Absolutely it will, to an extent. I'm a big analytical guy, but not so much of the advanced stuff for college as I feel it can negatively impact the game with not just the 56-game schedule but also over-reliability and more importantly - the NCAA restrictions of coaches time allowed with the team per week.
Find an assistant like Marcuzzo and my opinion will slightly change.
I'd rather the money go in to as-is resources to benefit the players. We have a lab that can take our pitching up a level, hitting can get a bump top, but we rarely, if ever, use it. Part of that is NU Athletics related with limited access. Part of it is not having dedicated people to use it correctly, so on and so on. Pay a pair of guys $60,000 each per year to solely focus on this and you'll see improvements. But, that's too much to ask for.
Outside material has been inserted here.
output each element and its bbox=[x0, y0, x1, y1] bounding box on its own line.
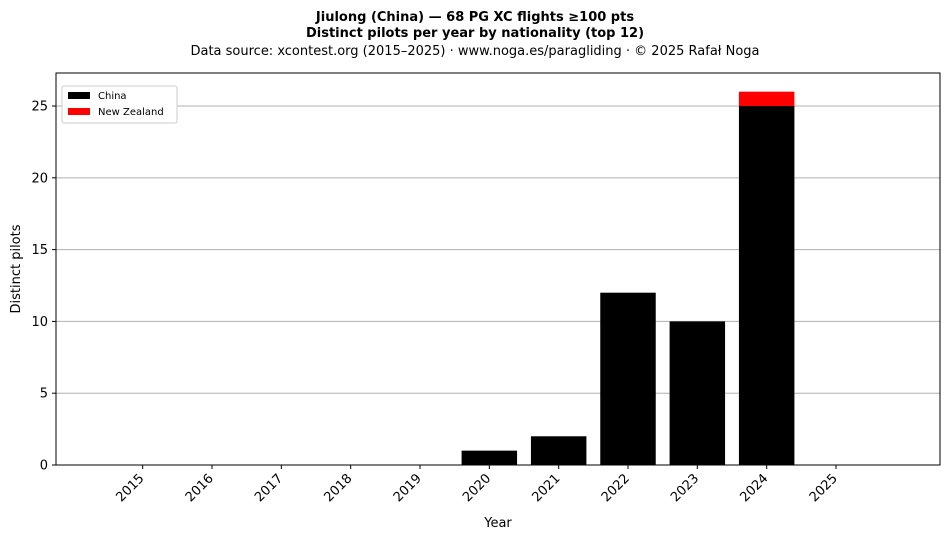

MLB/MiLB guys don't have school (required attendance + homework) to sweat, it's 110% baseball focused over a 7-8 month period including ST. And zero time restrictions. They also have "data coaches", which solely focus on that and a front office with nerds pumping the information to those dedicated coaches.
@HuskerBaseball can likely verify this. I was told by a former parent, we have a current pitcher (please keep his name out of this discussion) that went and visited with a specialist. In the very first or second visit, he diagnosed something that should be corrected. This specialist hasn't way less access to this player, no more access to analytical data than Rob Childress has and Rob never once mentioned this. I don't know if it's analytical or fundamentally related but the point is - our T5 pitching coach couldn't identify something that seemed minor but very beneficial.